Our ancestors would have gone to sleep as it got dark and risen with the sun. If for some reason they had to be up early, they’d simply drink lots of water so that they would wake early to answer natures call! A much more effective tactic than a Fred Flintstone-style alarm clock we’re sure!
From around 9,000 BC, as humans started to gather in tribes and villages and agriculture took hold, Roosters became commonplace natural alarm clocks.
As civilisation evolved, sleep quickly became a topic of fascination. The Ancient Greeks thought that we slept because our blood needed to retreat back from our limbs into our abdomens to warm up. Others were convinced that while sleeping, you could receive messages from the Gods – but, you were also thought to be more vulnerable to demonic possession! Eeek!
During the Middle Ages, families often slept together in one bed to keep cosy and warm.
One fact that often surprises people is that the concept of sleeping all night long is a relatively new one. In Medieval societies, people generally slept for around four hours, then woke for a few hours to pray or socialise with their bed fellows, before going back to sleep – a practice that seems very alien to us nowadays.
With the invention of electric lighting at the start of the 19th century, people stopped sleeping and waking in line with sunlight hours. To wake up in time for work in the morning, people would employ the services of a ‘Knocker-Upper’, who would bang on your window with a stick at your requested time until you were out of bed! This was an effective, but somewhat abrupt start to the day. Alternatively, people would be woken by the sound of the factory whistle, heralding them back to the grindstone.

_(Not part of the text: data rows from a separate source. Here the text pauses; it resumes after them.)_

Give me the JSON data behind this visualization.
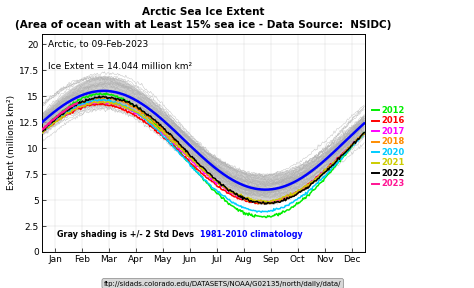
{
  "title": "Arctic Sea Ice Extent",
  "subtitle": "(Area of ocean with at Least 15% sea ice - Data Source:  NSIDC)",
  "annotation1": "Arctic, to 09-Feb-2023",
  "annotation2": "Ice Extent = 14.044 million km²",
  "ylabel": "Extent (millions km²)",
  "ylim": [
    0,
    21
  ],
  "yticks": [
    0,
    2.5,
    5,
    7.5,
    10,
    12.5,
    15,
    17.5,
    20
  ],
  "ytick_labels": [
    "0",
    "2.5",
    "5",
    "7.5",
    "10",
    "12.5",
    "15",
    "17.5",
    "20"
  ],
  "months": [
    "Jan",
    "Feb",
    "Mar",
    "Apr",
    "May",
    "Jun",
    "Jul",
    "Aug",
    "Sep",
    "Oct",
    "Nov",
    "Dec"
  ],
  "gray_label": "Gray shading is +/- 2 Std Devs",
  "clim_label": "1981-2010 climatology",
  "clim_color": "#0000FF",
  "url_label": "ftp://sidads.colorado.edu/DATASETS/NOAA/G02135/north/daily/data/",
  "years_legend": [
    "2012",
    "2016",
    "2017",
    "2018",
    "2020",
    "2021",
    "2022",
    "2023"
  ],
  "years_colors": [
    "#00EE00",
    "#FF0000",
    "#FF00FF",
    "#FF8C00",
    "#00CCFF",
    "#CCCC00",
    "#000000",
    "#FF1493"
  ],
  "background_color": "#ffffff"
}
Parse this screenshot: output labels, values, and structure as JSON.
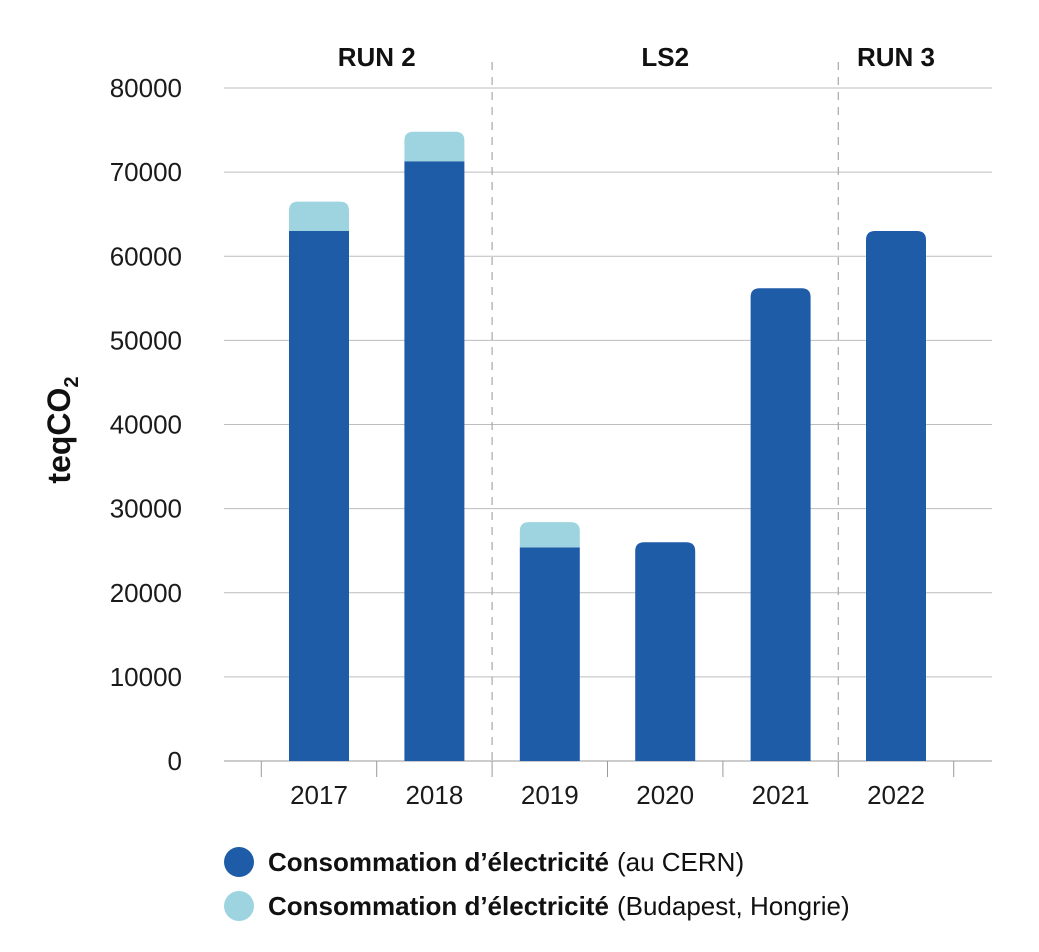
{
  "chart_data": {
    "type": "bar",
    "stacked": true,
    "categories": [
      "2017",
      "2018",
      "2019",
      "2020",
      "2021",
      "2022"
    ],
    "series": [
      {
        "name": "Consommation d’électricité",
        "detail": "(au CERN)",
        "color": "#1f5ca8",
        "values": [
          63000,
          71300,
          25400,
          26000,
          56200,
          63000
        ]
      },
      {
        "name": "Consommation d’électricité",
        "detail": "(Budapest, Hongrie)",
        "color": "#9dd4df",
        "values": [
          3500,
          3500,
          3000,
          0,
          0,
          0
        ]
      }
    ],
    "ylabel_main": "teqCO",
    "ylabel_sub": "2",
    "ylim": [
      0,
      80000
    ],
    "yticks": [
      "0",
      "10000",
      "20000",
      "30000",
      "40000",
      "50000",
      "60000",
      "70000",
      "80000"
    ],
    "periods": [
      {
        "label": "RUN 2",
        "from": 0,
        "to": 1
      },
      {
        "label": "LS2",
        "from": 2,
        "to": 4
      },
      {
        "label": "RUN 3",
        "from": 5,
        "to": 5
      }
    ],
    "grid": true,
    "legend_position": "bottom"
  }
}
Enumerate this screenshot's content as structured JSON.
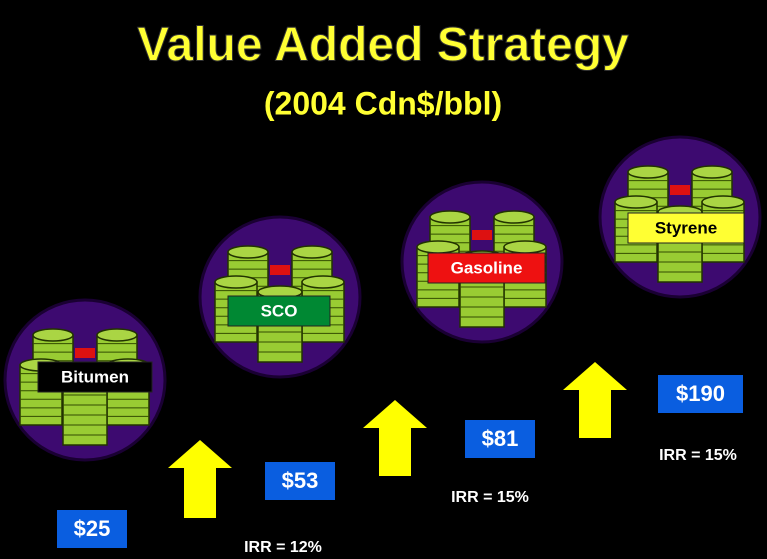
{
  "header": {
    "title": "Value Added Strategy",
    "subtitle": "(2004 Cdn$/bbl)"
  },
  "stages": [
    {
      "label": "Bitumen",
      "price": "$25"
    },
    {
      "label": "SCO",
      "price": "$53"
    },
    {
      "label": "Gasoline",
      "price": "$81"
    },
    {
      "label": "Styrene",
      "price": "$190"
    }
  ],
  "irr": [
    "IRR = 12%",
    "IRR = 15%",
    "IRR = 15%"
  ]
}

The concept of the working day also meant that people started to have one long sleep through the night as we do now, rather that two, shorter ‘biphasic’ sleeps.
Private bedrooms also became the norm; with married couples sharing a bed and children in a separate bedroom.
Today, technology is having a huge impact upon our modern-day sleep habits. Light, and specifically blue light from mobile phones, tablets and computers, can interfere with your body’s production of the sleep hormone, melatonin. Blue light helps us to feel awake, so it is often used to keep night workers alert through their shifts. The fact that many of us choose to expose ourselves to it before bed is having a huge impact on the quality of our sleep.
Unfortunately, Insomnia is becoming increasingly common, and modern technology is largely thought to be a blame. Not only is blue light sending signals to our brains that we should be awake, but we are also much more stimulated before bed; whether it’s watching a funny cat video on Facebook or checking emails from work, many of us are not relaxing and winding down to ready ourselves for a good night’s sleep. To find out more about insomnia and for lots of tips and tricks for achieving better sleep, check out the Sleep Pod section of our blog.
Were you surprised by any of these facts? We hope you found it interesting, and we hope that you’ll be enjoying a good night’s rest tonight!